Stripe just got a heap of cash to work on Buy Buttons with Visa. (And the payment upstart is now worth $5 billion.)
Some of that money will make its way to Amazon. Money has a way of drifting over to Amazon, whether through purchases at its store, or web services, or fees based on its one-click patent.
That’s right, one-click, the internet’s impulse buy.
Back in 1997, Bezos and Co. patented purchasing an item using “a single action.” It covers more than just clicking on the internet, mentioning sound (speech, as with the Amazon Echo) and using a TV remote (but not tapping a phone.) From U.S. Patent No. 5,960,411:
17. The method of claim 11 wherein the single action is clicking a mouse button when a cursor is positioned over a predefined area of the displayed information.
18. The method of claim 11 wherein the single action is a sound generated by a user.
19. The method of claim 11 wherein the single action is selection using a television remote control.

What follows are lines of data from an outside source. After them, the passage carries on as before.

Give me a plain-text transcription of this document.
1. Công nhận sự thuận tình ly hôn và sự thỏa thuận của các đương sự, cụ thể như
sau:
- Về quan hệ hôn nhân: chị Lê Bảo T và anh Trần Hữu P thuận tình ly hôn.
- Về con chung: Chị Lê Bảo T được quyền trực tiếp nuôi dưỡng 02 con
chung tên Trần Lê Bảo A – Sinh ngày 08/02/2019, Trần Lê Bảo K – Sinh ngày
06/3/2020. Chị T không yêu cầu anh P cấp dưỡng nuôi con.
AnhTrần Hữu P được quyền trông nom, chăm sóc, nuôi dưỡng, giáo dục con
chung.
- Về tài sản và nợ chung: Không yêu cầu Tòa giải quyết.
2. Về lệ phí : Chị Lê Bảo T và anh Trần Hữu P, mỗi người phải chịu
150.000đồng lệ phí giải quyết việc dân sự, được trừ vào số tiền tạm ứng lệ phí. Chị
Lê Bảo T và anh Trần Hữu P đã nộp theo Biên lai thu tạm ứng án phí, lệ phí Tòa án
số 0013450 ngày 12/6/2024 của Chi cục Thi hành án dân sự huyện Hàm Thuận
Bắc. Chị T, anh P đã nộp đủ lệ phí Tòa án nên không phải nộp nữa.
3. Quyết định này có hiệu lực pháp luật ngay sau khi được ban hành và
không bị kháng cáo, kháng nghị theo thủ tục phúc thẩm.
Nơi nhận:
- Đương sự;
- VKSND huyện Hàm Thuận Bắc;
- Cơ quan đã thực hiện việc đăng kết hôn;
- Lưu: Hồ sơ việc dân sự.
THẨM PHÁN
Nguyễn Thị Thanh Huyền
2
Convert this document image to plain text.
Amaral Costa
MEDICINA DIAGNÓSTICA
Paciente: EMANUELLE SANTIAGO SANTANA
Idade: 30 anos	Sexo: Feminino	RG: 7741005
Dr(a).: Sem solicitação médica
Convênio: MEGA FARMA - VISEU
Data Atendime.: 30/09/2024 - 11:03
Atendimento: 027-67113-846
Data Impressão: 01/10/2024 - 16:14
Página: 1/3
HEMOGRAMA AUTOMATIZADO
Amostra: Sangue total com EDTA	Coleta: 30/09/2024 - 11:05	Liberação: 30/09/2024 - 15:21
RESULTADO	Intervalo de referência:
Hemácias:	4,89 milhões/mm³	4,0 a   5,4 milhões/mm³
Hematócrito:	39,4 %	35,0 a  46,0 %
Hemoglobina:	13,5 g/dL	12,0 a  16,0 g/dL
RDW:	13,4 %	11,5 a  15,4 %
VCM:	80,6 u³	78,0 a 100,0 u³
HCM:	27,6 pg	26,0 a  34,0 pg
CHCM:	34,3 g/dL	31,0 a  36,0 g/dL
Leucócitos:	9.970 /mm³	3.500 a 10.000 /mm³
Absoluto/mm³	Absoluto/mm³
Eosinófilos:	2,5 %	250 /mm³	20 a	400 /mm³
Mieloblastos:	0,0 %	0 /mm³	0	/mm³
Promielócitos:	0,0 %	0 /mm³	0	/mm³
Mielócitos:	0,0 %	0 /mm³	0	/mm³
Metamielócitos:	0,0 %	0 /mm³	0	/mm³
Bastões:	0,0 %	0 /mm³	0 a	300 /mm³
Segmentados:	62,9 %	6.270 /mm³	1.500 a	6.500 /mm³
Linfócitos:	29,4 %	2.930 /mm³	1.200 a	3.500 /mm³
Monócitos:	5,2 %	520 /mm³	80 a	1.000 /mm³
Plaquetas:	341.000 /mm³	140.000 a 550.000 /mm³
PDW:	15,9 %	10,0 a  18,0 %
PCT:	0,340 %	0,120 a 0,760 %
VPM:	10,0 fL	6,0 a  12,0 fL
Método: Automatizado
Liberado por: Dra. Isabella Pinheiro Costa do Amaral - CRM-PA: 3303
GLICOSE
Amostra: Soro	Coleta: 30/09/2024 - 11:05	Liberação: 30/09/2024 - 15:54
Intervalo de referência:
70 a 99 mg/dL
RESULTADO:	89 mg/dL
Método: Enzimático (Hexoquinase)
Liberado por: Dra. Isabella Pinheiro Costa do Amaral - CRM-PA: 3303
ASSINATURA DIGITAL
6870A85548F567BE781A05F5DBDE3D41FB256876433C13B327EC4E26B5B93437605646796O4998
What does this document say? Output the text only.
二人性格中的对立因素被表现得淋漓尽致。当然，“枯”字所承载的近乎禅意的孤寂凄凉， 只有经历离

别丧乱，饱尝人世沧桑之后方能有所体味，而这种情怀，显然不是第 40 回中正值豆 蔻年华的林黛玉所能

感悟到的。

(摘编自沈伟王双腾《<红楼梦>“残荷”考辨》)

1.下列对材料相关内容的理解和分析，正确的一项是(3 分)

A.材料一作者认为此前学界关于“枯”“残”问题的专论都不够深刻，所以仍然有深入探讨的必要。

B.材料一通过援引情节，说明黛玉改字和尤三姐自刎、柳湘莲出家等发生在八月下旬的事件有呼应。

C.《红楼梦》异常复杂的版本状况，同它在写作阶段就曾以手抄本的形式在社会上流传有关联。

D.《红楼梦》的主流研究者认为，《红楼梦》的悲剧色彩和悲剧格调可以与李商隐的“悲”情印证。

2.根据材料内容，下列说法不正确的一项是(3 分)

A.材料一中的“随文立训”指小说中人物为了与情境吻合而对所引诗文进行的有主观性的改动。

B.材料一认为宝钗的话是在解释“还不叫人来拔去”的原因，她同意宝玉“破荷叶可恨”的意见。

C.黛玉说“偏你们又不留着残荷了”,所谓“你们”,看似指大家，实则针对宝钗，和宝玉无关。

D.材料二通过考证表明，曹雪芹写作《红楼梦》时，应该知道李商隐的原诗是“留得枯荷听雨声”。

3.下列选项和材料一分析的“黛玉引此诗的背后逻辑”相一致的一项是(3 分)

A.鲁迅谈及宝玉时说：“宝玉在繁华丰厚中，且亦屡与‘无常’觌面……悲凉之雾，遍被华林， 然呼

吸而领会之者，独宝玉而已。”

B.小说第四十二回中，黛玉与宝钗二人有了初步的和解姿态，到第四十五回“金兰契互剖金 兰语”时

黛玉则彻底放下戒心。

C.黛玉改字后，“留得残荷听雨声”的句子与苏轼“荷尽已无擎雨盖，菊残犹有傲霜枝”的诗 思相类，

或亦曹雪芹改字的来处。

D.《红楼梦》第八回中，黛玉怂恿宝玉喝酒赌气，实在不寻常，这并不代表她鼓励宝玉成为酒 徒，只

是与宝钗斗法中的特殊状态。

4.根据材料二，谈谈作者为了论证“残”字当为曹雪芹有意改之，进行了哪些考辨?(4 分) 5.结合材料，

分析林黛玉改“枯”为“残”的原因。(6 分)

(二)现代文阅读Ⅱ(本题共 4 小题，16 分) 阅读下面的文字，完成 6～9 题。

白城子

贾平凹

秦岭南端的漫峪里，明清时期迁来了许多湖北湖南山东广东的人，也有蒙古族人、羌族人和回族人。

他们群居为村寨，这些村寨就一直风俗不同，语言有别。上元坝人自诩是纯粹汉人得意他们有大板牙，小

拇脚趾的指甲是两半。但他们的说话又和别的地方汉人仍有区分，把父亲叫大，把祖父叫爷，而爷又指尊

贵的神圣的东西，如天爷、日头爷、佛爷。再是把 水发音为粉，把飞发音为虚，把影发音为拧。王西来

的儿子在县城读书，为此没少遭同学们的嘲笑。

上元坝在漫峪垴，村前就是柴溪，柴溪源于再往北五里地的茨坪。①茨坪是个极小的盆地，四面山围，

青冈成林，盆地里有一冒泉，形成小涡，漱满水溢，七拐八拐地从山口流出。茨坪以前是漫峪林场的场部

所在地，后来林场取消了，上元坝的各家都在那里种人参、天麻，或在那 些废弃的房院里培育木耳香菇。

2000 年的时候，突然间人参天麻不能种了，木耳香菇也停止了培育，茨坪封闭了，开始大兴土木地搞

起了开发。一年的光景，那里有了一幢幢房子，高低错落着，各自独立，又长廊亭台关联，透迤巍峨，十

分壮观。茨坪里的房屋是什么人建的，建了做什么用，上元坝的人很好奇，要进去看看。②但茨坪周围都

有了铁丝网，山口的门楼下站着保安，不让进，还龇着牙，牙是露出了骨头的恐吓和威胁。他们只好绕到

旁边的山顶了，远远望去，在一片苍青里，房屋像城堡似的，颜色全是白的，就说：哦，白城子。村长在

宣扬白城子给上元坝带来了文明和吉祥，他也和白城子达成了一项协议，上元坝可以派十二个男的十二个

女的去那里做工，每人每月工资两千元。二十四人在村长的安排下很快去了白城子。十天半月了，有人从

20. The method of claim 11 wherein the single action is depressing of a key on a key pad.
21. The method of claim 11 wherein the single action is selecting using a pointing device.
22. The method of claim 11 wherein the single action is selection of a displayed indication.
Claim 11 lays out various definitions around ordering an item, and the steps above discuss the “single action” aspects.
Rejoiner.com estimated back in 2012 that the patent was worth “billions” to Amazon, mostly from increased sales by its own customers. Apple has been paying Amazon for use of it in iTunes and elsewhere since 2000. This has made some money from iPhone users buying apps with a single click.
Do all the “Buy Buttons” preloaded with your payment information, which are proliferating madly across the internet, pay the same fee? No wonder Amazon had such a good quarter.
Derek Corcoran, chief experience officer at Avoka, which develops frictionless (or less friction-y) customer acquisition for financial services companies, pointed this out to Bank Innovation today. Financial services companies see application abandonment rates as high as 58% — Amazon sees much lower rates, thanks in part to one-click, but it doesn’t disclose numbers.
Roemmele commented that Apple, for one, is looking for a way around Amazon’s one-click stranglehold: “Some new methods Apple will use for Apple Pay may change it.”